小泉今日子は暴れる頃は過ぎても別の抗い方で戦い続ける
もともとは歌手に憧れ、軽い気持ちでアイドルの世界に入った。だから歌唱力も演技力もかなわないという自覚があった。そんなとき「アイドル」とは何だろうと考えた。アイドルは「偶像」でジャンルではないと知った彼女はこう思い立つ。
「だったら、誰もやったことがないようなことに、常にチャレンジしていったら楽しいのかなとか、いままで見たことがなかった女の子像っていうのを、みんなで作ってみよう」(NHK「NHK MUSIC SPECIAL」22年3月10日)と。

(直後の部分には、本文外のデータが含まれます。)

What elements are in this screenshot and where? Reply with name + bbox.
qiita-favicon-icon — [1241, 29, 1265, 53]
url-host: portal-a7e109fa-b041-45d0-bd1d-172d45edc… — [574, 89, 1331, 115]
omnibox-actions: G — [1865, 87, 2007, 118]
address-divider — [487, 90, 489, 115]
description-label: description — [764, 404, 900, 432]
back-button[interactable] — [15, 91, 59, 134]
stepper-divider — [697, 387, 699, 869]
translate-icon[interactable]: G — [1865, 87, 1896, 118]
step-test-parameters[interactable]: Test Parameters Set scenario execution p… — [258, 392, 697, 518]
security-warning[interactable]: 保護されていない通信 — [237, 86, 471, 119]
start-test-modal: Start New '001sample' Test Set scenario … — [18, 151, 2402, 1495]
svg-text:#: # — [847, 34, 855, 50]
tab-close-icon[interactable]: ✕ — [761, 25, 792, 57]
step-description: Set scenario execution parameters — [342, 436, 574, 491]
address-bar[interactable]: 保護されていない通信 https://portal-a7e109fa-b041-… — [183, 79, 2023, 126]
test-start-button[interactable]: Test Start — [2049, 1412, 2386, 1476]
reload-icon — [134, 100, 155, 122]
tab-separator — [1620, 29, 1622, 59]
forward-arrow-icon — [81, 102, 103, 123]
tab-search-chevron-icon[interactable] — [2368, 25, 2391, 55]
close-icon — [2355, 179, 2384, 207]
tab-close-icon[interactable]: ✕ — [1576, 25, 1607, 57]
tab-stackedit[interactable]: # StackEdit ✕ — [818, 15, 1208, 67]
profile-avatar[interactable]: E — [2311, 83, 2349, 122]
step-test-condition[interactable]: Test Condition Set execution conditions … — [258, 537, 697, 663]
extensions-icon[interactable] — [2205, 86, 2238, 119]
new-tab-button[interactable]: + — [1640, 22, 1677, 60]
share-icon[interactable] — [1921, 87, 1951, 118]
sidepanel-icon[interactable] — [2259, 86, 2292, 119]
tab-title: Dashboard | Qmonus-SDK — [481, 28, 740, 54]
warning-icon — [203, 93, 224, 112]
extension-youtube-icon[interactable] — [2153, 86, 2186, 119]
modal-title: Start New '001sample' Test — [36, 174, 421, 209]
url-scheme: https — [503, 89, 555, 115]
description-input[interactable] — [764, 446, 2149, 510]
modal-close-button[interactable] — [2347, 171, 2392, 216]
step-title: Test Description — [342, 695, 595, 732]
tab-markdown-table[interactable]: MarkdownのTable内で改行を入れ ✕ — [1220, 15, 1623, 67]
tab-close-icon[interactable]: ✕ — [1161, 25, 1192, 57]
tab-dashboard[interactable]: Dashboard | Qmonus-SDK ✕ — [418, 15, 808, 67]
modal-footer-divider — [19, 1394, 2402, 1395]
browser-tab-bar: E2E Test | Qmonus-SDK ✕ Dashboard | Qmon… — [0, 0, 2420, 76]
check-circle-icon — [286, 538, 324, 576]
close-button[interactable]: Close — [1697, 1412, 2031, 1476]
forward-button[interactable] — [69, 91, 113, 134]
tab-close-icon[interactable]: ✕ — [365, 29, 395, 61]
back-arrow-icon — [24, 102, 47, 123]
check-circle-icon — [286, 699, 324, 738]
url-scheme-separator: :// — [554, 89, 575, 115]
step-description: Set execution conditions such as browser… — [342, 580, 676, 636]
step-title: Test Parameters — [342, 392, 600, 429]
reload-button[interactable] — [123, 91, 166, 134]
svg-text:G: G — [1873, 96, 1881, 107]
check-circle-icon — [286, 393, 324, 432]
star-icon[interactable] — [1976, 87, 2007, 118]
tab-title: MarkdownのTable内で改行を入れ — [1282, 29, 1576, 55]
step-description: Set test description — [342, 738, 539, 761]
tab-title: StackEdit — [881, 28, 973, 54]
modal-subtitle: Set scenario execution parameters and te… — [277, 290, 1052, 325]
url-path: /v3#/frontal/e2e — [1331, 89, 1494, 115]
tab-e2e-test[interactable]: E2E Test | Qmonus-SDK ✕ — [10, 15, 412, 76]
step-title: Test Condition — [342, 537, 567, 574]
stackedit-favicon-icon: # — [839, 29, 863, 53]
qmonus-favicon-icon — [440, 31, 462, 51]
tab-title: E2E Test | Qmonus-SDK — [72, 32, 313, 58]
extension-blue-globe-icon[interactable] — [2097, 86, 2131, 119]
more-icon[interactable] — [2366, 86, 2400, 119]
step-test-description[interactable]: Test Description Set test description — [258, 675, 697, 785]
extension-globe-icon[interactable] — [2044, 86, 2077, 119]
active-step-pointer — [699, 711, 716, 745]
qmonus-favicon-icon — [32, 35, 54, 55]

「私が見たい理想の女の子像をプロデュース」(バズフィードジャパン「HUFFPOST」20年9月2日)している感覚だったという。「きっと、歌うことよりもそっちの才能、プロデュースする方がちょっと上手かも」(同前)と感じていたのだ。
だから、49歳で制作会社「明後日」を立ち上げ、映画や舞台をプロデュース。51歳で事務所を独立したのもごく自然な流れだった。「別にこの仕事を辞めてもよかったし、自分の人生をちゃんと生きようと思った」(文芸春秋「文春オンライン」24年1月17日)から不安はなかった。